Gender equality and empowerment of women

Gender equality is a human right, but our world faces many gaps in access to opportunity and decision-making power for women and men. In every era, it remained just a slogan and nothing in practice happened as far as it could work to the fullest and in reality.

Globally, women have fewer opportunities for economic participation than men, less access to basic and higher education, greater health and safety risks, and lower representation Politics. Women’s empowerment is a so-called myth. Witnessing women’s rights and giving them opportunities to reach their full potential is important not only for achieving gender equality, but also for achieving a wider range of international goals. If women and girls today are guaranteed their basic rights, it would be better for them to contribute to the health and productivity of their families, and to social growth, especially for their countries in national growth.

The word “gender” designates both men and women for equal rights in the social construction of societies. While gender equality means that men and women have equal power and equal rights in education, personal independence and social development. A wide range of developments flow from the empowerment of women, and this is only achieved when gender equality is recognized as an aspect of it. Women’s empowerment is not about making a woman equal to a man, but rather about increasing a woman’s sense of self-esteem, decision-making power, access to opportunities and resources, power and control over his own life inside and outside the home, and most importantly, his ability to bring about change.

Generally speaking, education is a critical area to focus on and bear witness to the injustice of gender equality. Although the world has moved in the broader interest of women in gender parity in education, girls make up a high percentage of the percentage of out-of-school children compared to boys. It is painful to note that a quarter of girls in the developing world do not go to school. Typically, families with low incomes and limited resources fail to afford expenses such as school fees, uniforms, and even books. Thus, families give birth to girls for household chores, carrying water and childcare, which is the constant result of gender inequality. Indeed, an educated girl is more likely to postpone her marriage, raise a smaller family, have healthier children and send her children to school.

Another important area is the health and safety of women. HIV/AIDS is becoming an increasingly impactful concern for women. This may be associated with women having fewer opportunities for health education, unequal power in sexual partnership, or the result of passion based on sex. Maternal health is also a definite concern. In many countries, women have limited access to prenatal and child care and are more likely to have problems during pregnancy and childbirth. In many countries, the fact that girls marry and have children before being ready or forced into marriage before the puberty age of 18 remains a major concern.
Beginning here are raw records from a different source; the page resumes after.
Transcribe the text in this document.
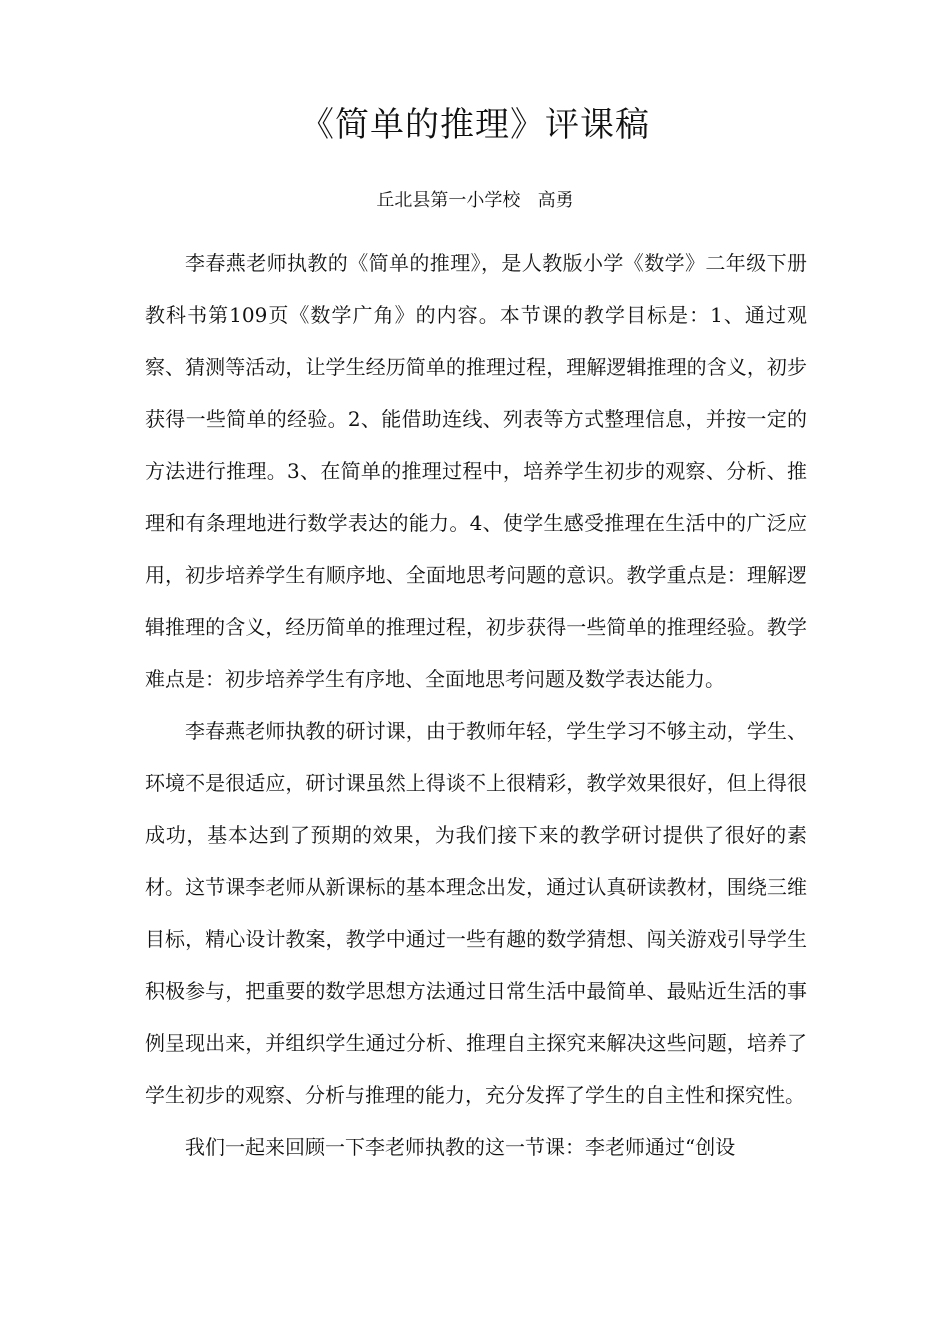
《简单的推理》评课稿
丘北县第一小学校   高勇

李春燕老师执教的《简单的推理》，是人教版小学《数学》二年级下册教科书第109页《数学广角》的内容。本节课的教学目标是：1、通过观察、猜测等活动，让学生经历简单的推理过程，理解逻辑推理的含义，初步获得一些简单的经验。2、能借助连线、列表等方式整理信息，并按一定的方法进行推理。3、在简单的推理过程中，培养学生初步的观察、分析、推理和有条理地进行数学表达的能力。4、使学生感受推理在生活中的广泛应用，初步培养学生有顺序地、全面地思考问题的意识。教学重点是：理解逻辑推理的含义，经历简单的推理过程，初步获得一些简单的推理经验。教学难点是：初步培养学生有序地、全面地思考问题及数学表达能力。

李春燕老师执教的研讨课，由于教师年轻，学生学习不够主动，学生、环境不是很适应，研讨课虽然上得谈不上很精彩，教学效果很好，但上得很成功，基本达到了预期的效果，为我们接下来的教学研讨提供了很好的素材。这节课李老师从新课标的基本理念出发，通过认真研读教材，围绕三维目标，精心设计教案，教学中通过一些有趣的数学猜想、闯关游戏引导学生积极参与，把重要的数学思想方法通过日常生活中最简单、最贴近生活的事例呈现出来，并组织学生通过分析、推理自主探究来解决这些问题，培养了学生初步的观察、分析与推理的能力，充分发挥了学生的自主性和探究性。

我们一起来回顾一下李老师执教的这一节课：李老师通过“创设
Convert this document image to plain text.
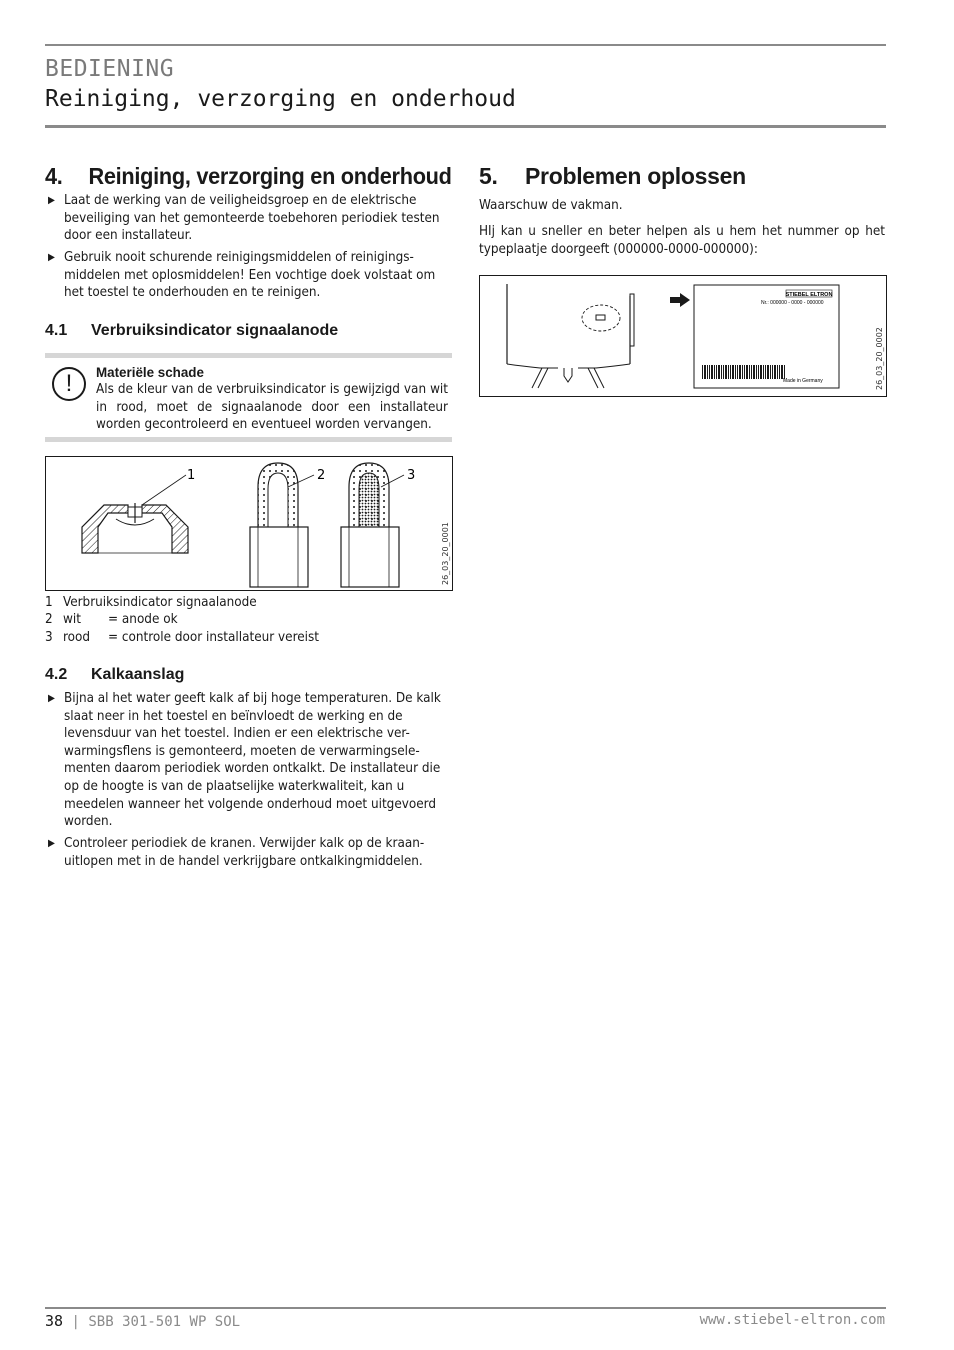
BEDIENING
Reiniging, verzorging en onderhoud
4. Reiniging, verzorging en onderhoud
▶ Laat de werking van de veiligheidsgroep en de elektrische beveiliging van het gemonteerde toebehoren periodiek testen door een installateur.
▶ Gebruik nooit schurende reinigingsmiddelen of reinigings-middelen met oplosmiddelen! Een vochtige doek volstaat om het toestel te onderhouden en te reinigen.
4.1 Verbruiksindicator signaalanode
!	Materiële schade
Als de kleur van de verbruiksindicator is gewijzigd van wit in rood, moet de signaalanode door een installateur worden gecontroleerd en eventueel worden vervangen.
1	2	3
26_03_20_0001
1 Verbruiksindicator signaalanode
2 wit = anode ok
3 rood = controle door installateur vereist
4.2 Kalkaanslag
▶ Bijna al het water geeft kalk af bij hoge temperaturen. De kalk slaat neer in het toestel en beïnvloedt de werking en de levensduur van het toestel. Indien er een elektrische ver-warmingsflens is gemonteerd, moeten de verwarmingsele-menten daarom periodiek worden ontkalkt. De installateur die op de hoogte is van de plaatselijke waterkwaliteit, kan u meedelen wanneer het volgende onderhoud moet uitgevoerd worden.
▶ Controleer periodiek de kranen. Verwijder kalk op de kraan-uitlopen met in de handel verkrijgbare ontkalkingmiddelen.
5. Problemen oplossen
Waarschuw de vakman.
HIj kan u sneller en beter helpen als u hem het nummer op het typeplaatje doorgeeft (000000-0000-000000):
STIEBEL ELTRON
Nr.: 000000 - 0000 - 000000
Made in Germany	26_03_20_0002
38 | SBB 301-501 WP SOL	www.stiebel-eltron.com
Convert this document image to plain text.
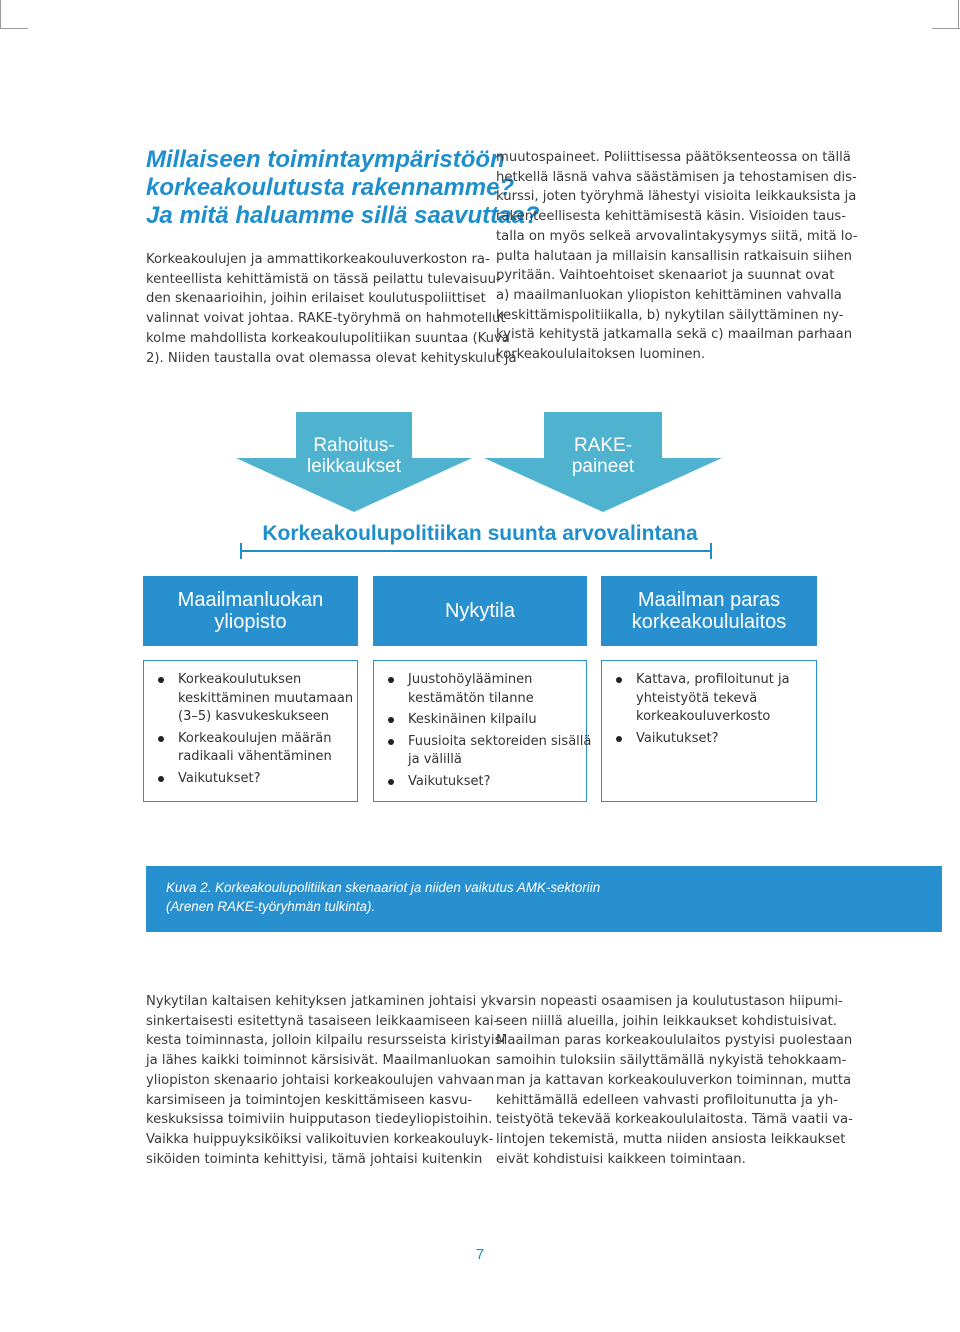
Millaiseen toimintaympäristöön
korkeakoulutusta rakennamme?
Ja mitä haluamme sillä saavuttaa?
Korkeakoulujen ja ammattikorkeakouluverkoston ra-
kenteellista kehittämistä on tässä peilattu tulevaisuu-
den skenaarioihin, joihin erilaiset koulutuspoliittiset
valinnat voivat johtaa. RAKE-työryhmä on hahmotellut
kolme mahdollista korkeakoulupolitiikan suuntaa (Kuva
2). Niiden taustalla ovat olemassa olevat kehityskulut ja
muutospaineet. Poliittisessa päätöksenteossa on tällä
hetkellä läsnä vahva säästämisen ja tehostamisen dis-
kurssi, joten työryhmä lähestyi visioita leikkauksista ja
rakenteellisesta kehittämisestä käsin. Visioiden taus-
talla on myös selkeä arvovalintakysymys siitä, mitä lo-
pulta halutaan ja millaisin kansallisin ratkaisuin siihen
pyritään. Vaihtoehtoiset skenaariot ja suunnat ovat
a) maailmanluokan yliopiston kehittäminen vahvalla
keskittämispolitiikalla, b) nykytilan säilyttäminen ny-
kyistä kehitystä jatkamalla sekä c) maailman parhaan
korkeakoululaitoksen luominen.
Rahoitus-
leikkaukset
RAKE-
paineet
Korkeakoulupolitiikan suunta arvovalintana
Maailmanluokan
yliopisto	Nykytila	Maailman paras
korkeakoululaitos
Korkeakoulutuksen
keskittäminen muutamaan
(3–5) kasvukeskukseen
Korkeakoulujen määrän
radikaali vähentäminen
Vaikutukset?
Juustohöylääminen
kestämätön tilanne
Keskinäinen kilpailu
Fuusioita sektoreiden sisällä
ja välillä
Vaikutukset?
Kattava, profiloitunut ja
yhteistyötä tekevä
korkeakouluverkosto
Vaikutukset?

Kuva 2. Korkeakoulupolitiikan skenaariot ja niiden vaikutus AMK-sektoriin
(Arenen RAKE-työryhmän tulkinta).

Nykytilan kaltaisen kehityksen jatkaminen johtaisi yk-
sinkertaisesti esitettynä tasaiseen leikkaamiseen kai-
kesta toiminnasta, jolloin kilpailu resursseista kiristyisi
ja lähes kaikki toiminnot kärsisivät. Maailmanluokan
yliopiston skenaario johtaisi korkeakoulujen vahvaan
karsimiseen ja toimintojen keskittämiseen kasvu-
keskuksissa toimiviin huipputason tiedeyliopistoihin.
Vaikka huippuyksiköiksi valikoituvien korkeakouluyk-
siköiden toiminta kehittyisi, tämä johtaisi kuitenkin
varsin nopeasti osaamisen ja koulutustason hiipumi-
seen niillä alueilla, joihin leikkaukset kohdistuisivat.
Maailman paras korkeakoululaitos pystyisi puolestaan
samoihin tuloksiin säilyttämällä nykyistä tehokkaam-
man ja kattavan korkeakouluverkon toiminnan, mutta
kehittämällä edelleen vahvasti profiloitunutta ja yh-
teistyötä tekevää korkeakoululaitosta. Tämä vaatii va-
lintojen tekemistä, mutta niiden ansiosta leikkaukset
eivät kohdistuisi kaikkeen toimintaan.
7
Globally, no country has fully achieved gender equality. A real fact proves that gender equality is the economic and political empowerment of women. Although women represent more than 50% of the world’s population, they unfortunately only own 1% of the world’s wealth. All over the world, women and girls are doing their best to do all the housework without any upfront payment. Finally, still in some places, women do not have property and inheritance rights, do not have access to credit, do not earn income or do not evolve in their working environment. In all spheres of life, including at home and in the public square, women are vastly undervalued and underrepresented as decision makers. Even politically, they should be the real change in democracy, but they still lack equal participation.